The UK regulator does not recommend a dose reduction in hepatic disease but suggests avoiding large doses [86]. On the basis of records in the US Federal Drug Administration’s Adverse Events Reporting System and the Multiple Causes of Death Files, which may signal a disproportionate prevalence of patients with pre-existing liver disease developing liver injury when using paracetamol, but not on the basis of conclusive evidence, the US currently requires paracetamol-containing products to be labelled ‘ask a doctor before using [paracetamol] if you have liver disease’, but stops short of recommending a dose alteration [137]. It is likely that the therapeutic doses of paracetamol are safe to use in both adults and children with CLD; no studies have been conducted into the administration of paracetamol during acute liver disease.

Conclusions

Given that paracetamol is one of the most widely consumed medications globally, it is perhaps surprising that there are few quality data that inform whether certain individuals have a greater propensity to develop liver injury than others. Although observational data suggest that non-overdose paracetamol ingestion may cause liver failure in a very small proportion of people and ALT rises of uncertain clinical significance occur in some patients treated with paracetamol in RCTs, there is no good evidence that therapeutic doses of paracetamol present a greater risk of toxicity in any group covered by this review [24,25,26].

A key question is does this lack of robust data matter? Given its widespread use, any small increase in risk of toxicity could translate into vulnerable individuals being harmed. As the efficacy of paracetamol has been questioned in the setting of chronic pain, it is important to understand safety/toxicity, in order to protect users from unacceptable harms.

In our view, there are two particular scenarios that warrant further discussion and research. The first setting is a speculative future challenge. It is becoming increasingly cheap and straightforward to generate genetic information on people, including whole genome sequencing. In the near future, it is possible that a patient’s genomic information will be available as a tool to guide prescribing within the context of precision medicine. If, or when, this situation is a reality, we may still not understand whether the patient’s genome has a clinically important effect on paracetamol metabolism and risk of toxicity. This highlights an important disconnection between advancements in genomic medicine and our understanding of the clinical phenotype induced by gene changes with regard to both pharmacokinetics and pharmacodynamics or the role of genetic variation in the body’s response to liver injury when it does occur. However, any future understanding of genomics altering paracetamol metabolism and thus liver injury or altering the body’s response to such an injury is unlikely to affect the vast majority of patients who present following overdose, as pre-clinical data suggests that everyone would develop liver injury given ‘sufficiently high’ doses. In this future setting, there would be an argument for robustly defining the risk of paracetamol with regard to genetics and especially whether ‘sufficiently high’ dose to cause liver injury in some patients falls within or just above the therapeutic range. Failure to do this could lead to confusion among patients and doctors, as genetic information will be available without clarity about its impact on paracetamol prescribing and overdose management.

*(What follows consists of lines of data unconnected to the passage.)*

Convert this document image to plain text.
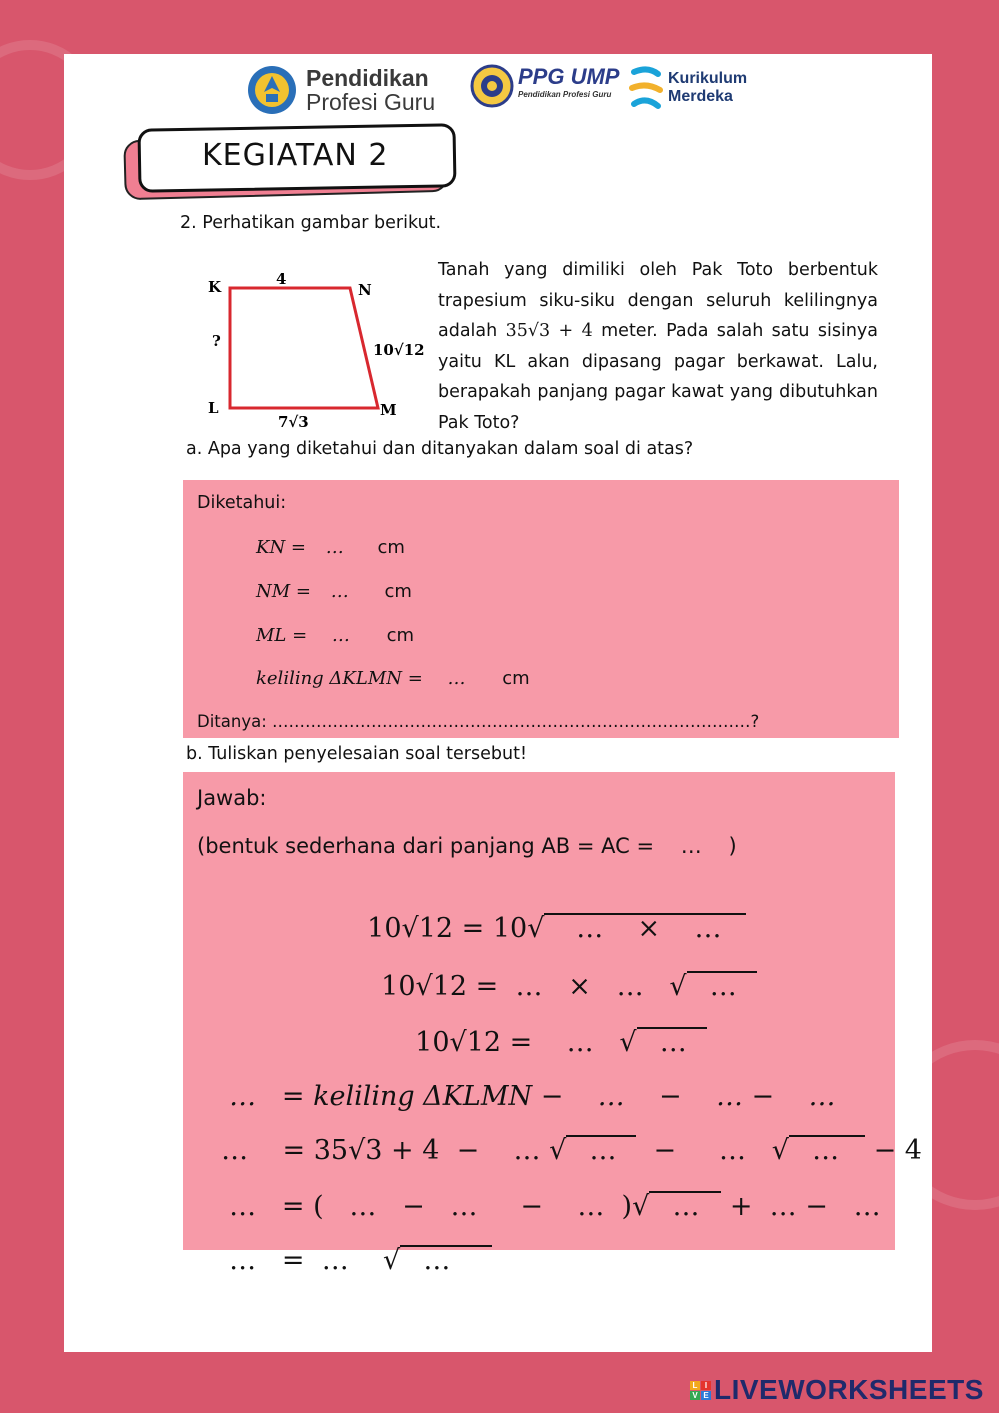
Pendidikan
Profesi Guru
PPG UMP
Pendidikan Profesi Guru
Kurikulum
Merdeka
KEGIATAN 2
2. Perhatikan gambar berikut.
K	N
L	M
4
?	10√12
7√3
Tanah yang dimiliki oleh Pak Toto berbentuk trapesium siku-siku dengan seluruh kelilingnya adalah 35√3 + 4 meter. Pada salah satu sisinya yaitu KL akan dipasang pagar berkawat. Lalu, berapakah panjang pagar kawat yang dibutuhkan Pak Toto?
a. Apa yang diketahui dan ditanyakan dalam soal di atas?
Diketahui:
KN = … cm
NM = … cm
ML = … cm
keliling ΔKLMN = … cm
Ditanya: ……………………………………………………………………………?
b. Tuliskan penyelesaian soal tersebut!
Jawab:
(bentuk sederhana dari panjang AB = AC =    …    )

10√12 = 10√   …    ×    …

10√12 =  …   ×   …   √  …

10√12 =    …   √  …

…   = keliling ΔKLMN −    …    −    … −    …

…    = 35√3 + 4  −    … √  …      −     …   √  …     − 4

…   = (   …   −   …     −    …  )√  …    +  … −   …

…   =  …    √  …

L I
V E LIVEWORKSHEETS
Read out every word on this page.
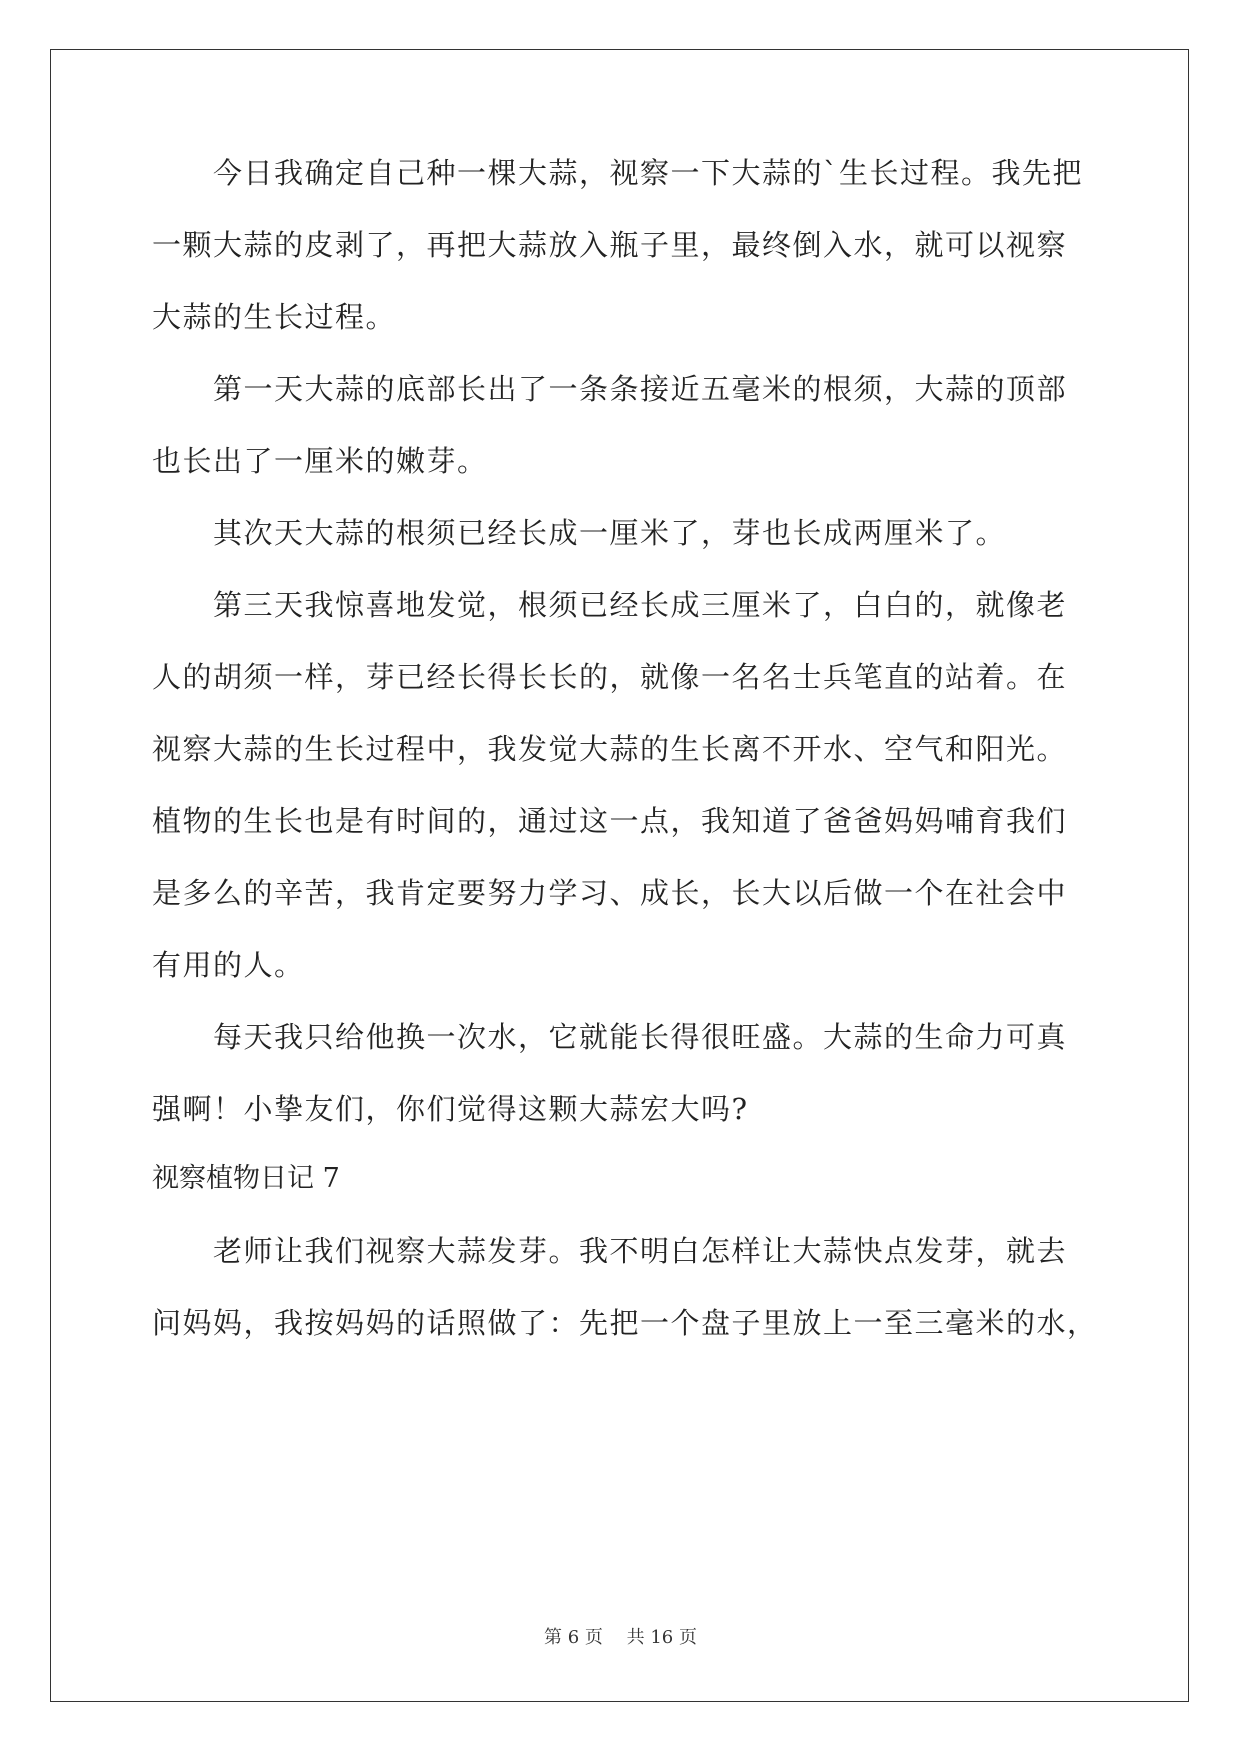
　　今日我确定自己种一棵大蒜，视察一下大蒜的`生长过程。我先把

一颗大蒜的皮剥了，再把大蒜放入瓶子里，最终倒入水，就可以视察

大蒜的生长过程。

　　第一天大蒜的底部长出了一条条接近五毫米的根须，大蒜的顶部

也长出了一厘米的嫩芽。

　　其次天大蒜的根须已经长成一厘米了，芽也长成两厘米了。

　　第三天我惊喜地发觉，根须已经长成三厘米了，白白的，就像老

人的胡须一样，芽已经长得长长的，就像一名名士兵笔直的站着。在

视察大蒜的生长过程中，我发觉大蒜的生长离不开水、空气和阳光。

植物的生长也是有时间的，通过这一点，我知道了爸爸妈妈哺育我们

是多么的辛苦，我肯定要努力学习、成长，长大以后做一个在社会中

有用的人。

　　每天我只给他换一次水，它就能长得很旺盛。大蒜的生命力可真

强啊！小挚友们，你们觉得这颗大蒜宏大吗?

视察植物日记 7

　　老师让我们视察大蒜发芽。我不明白怎样让大蒜快点发芽，就去

问妈妈，我按妈妈的话照做了：先把一个盘子里放上一至三毫米的水，

第 6 页　 共 16 页
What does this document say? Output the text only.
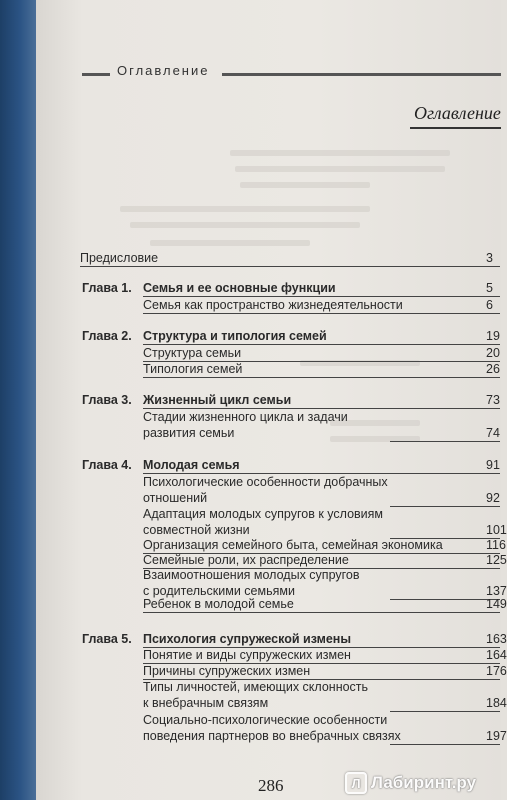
Оглавление
Оглавление
Предисловие	3
Глава 1. Семья и ее основные функции	5
Семья как пространство жизнедеятельности	6
Глава 2. Структура и типология семей	19
Структура семьи	20
Типология семей	26
Глава 3. Жизненный цикл семьи	73
Стадии жизненного цикла и задачи
развития семьи	74
Глава 4. Молодая семья	91
Психологические особенности добрачных
отношений	92
Адаптация молодых супругов к условиям
совместной жизни	101
Организация семейного быта, семейная экономика	116
Семейные роли, их распределение	125
Взаимоотношения молодых супругов
с родительскими семьями	137
Ребенок в молодой семье	149
Глава 5. Психология супружеской измены	163
Понятие и виды супружеских измен	164
Причины супружеских измен	176
Типы личностей, имеющих склонность
к внебрачным связям	184
Социально-психологические особенности
поведения партнеров во внебрачных связях	197
286	Л Лабиринт.ру
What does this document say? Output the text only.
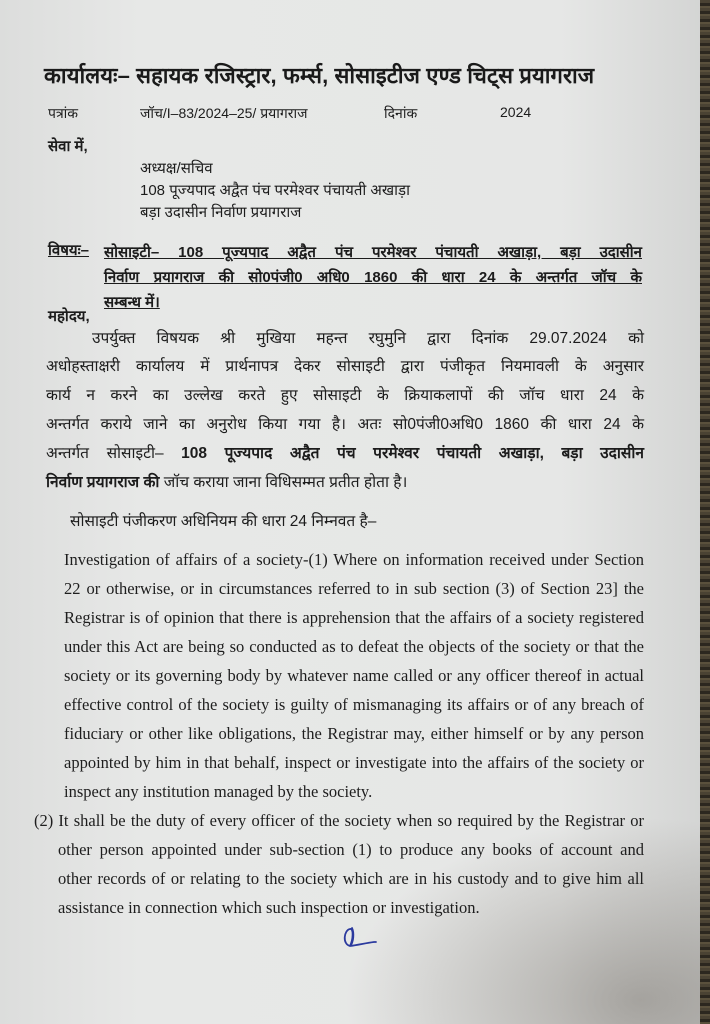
कार्यालयः– सहायक रजिस्ट्रार, फर्म्स, सोसाइटीज एण्ड चिट्स प्रयागराज
पत्रांक	जॉच/I–83/2024–25/ प्रयागराज	दिनांक	2024
सेवा में,
अध्यक्ष/सचिव
108 पूज्यपाद अद्वैत पंच परमेश्वर पंचायती अखाड़ा
बड़ा उदासीन निर्वाण प्रयागराज
विषयः– सोसाइटी– 108 पूज्यपाद अद्वैत पंच परमेश्वर पंचायती अखाड़ा, बड़ा उदासीन
निर्वाण प्रयागराज की सो0पंजी0 अधि0 1860 की धारा 24 के अन्तर्गत जॉच के
सम्बन्ध में।
महोदय,
उपर्युक्त विषयक श्री मुखिया महन्त रघुमुनि द्वारा दिनांक 29.07.2024 को
अधोहस्ताक्षरी कार्यालय में प्रार्थनापत्र देकर सोसाइटी द्वारा पंजीकृत नियमावली के अनुसार
कार्य न करने का उल्लेख करते हुए सोसाइटी के क्रियाकलापों की जॉच धारा 24 के
अन्तर्गत कराये जाने का अनुरोध किया गया है। अतः सो0पंजी0अधि0 1860 की धारा 24 के
अन्तर्गत सोसाइटी– 108 पूज्यपाद अद्वैत पंच परमेश्वर पंचायती अखाड़ा, बड़ा उदासीन
निर्वाण प्रयागराज की जॉच कराया जाना विधिसम्मत प्रतीत होता है।
सोसाइटी पंजीकरण अधिनियम की धारा 24 निम्नवत है–
Investigation of affairs of a society-(1) Where on information received under Section
22 or otherwise, or in circumstances referred to in sub section (3) of Section 23] the
Registrar is of opinion that there is apprehension that the affairs of a society registered
under this Act are being so conducted as to defeat the objects of the society or that the
society or its governing body by whatever name called or any officer thereof in actual
effective control of the society is guilty of mismanaging its affairs or of any breach of
fiduciary or other like obligations, the Registrar may, either himself or by any person
appointed by him in that behalf, inspect or investigate into the affairs of the society or
inspect any institution managed by the society.
(2) It shall be the duty of every officer of the society when so required by the Registrar or
other person appointed under sub-section (1) to produce any books of account and
other records of or relating to the society which are in his custody and to give him all
assistance in connection which such inspection or investigation.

At present, there is persisting confusion about whether the oral dose of paracetamol should be reduced in adults with low body weight. This has resulted in individual healthcare providers recommending dose reductions that are not reflected in the drug licence. This leads to conflicting messages about what constitutes an overdose. For example, a hospital may recommend dose reduction in a patient weighing less than 50 kg but the same patient would take a higher dose paracetamol if they used the drug packaging for dosage information in the community. We would suggest that research is needed in this area to identify safety signals in low body weight, but otherwise healthy, individuals. Such research could incorporate novel biomarkers of liver injury in mechanistic studies and population level data linkage.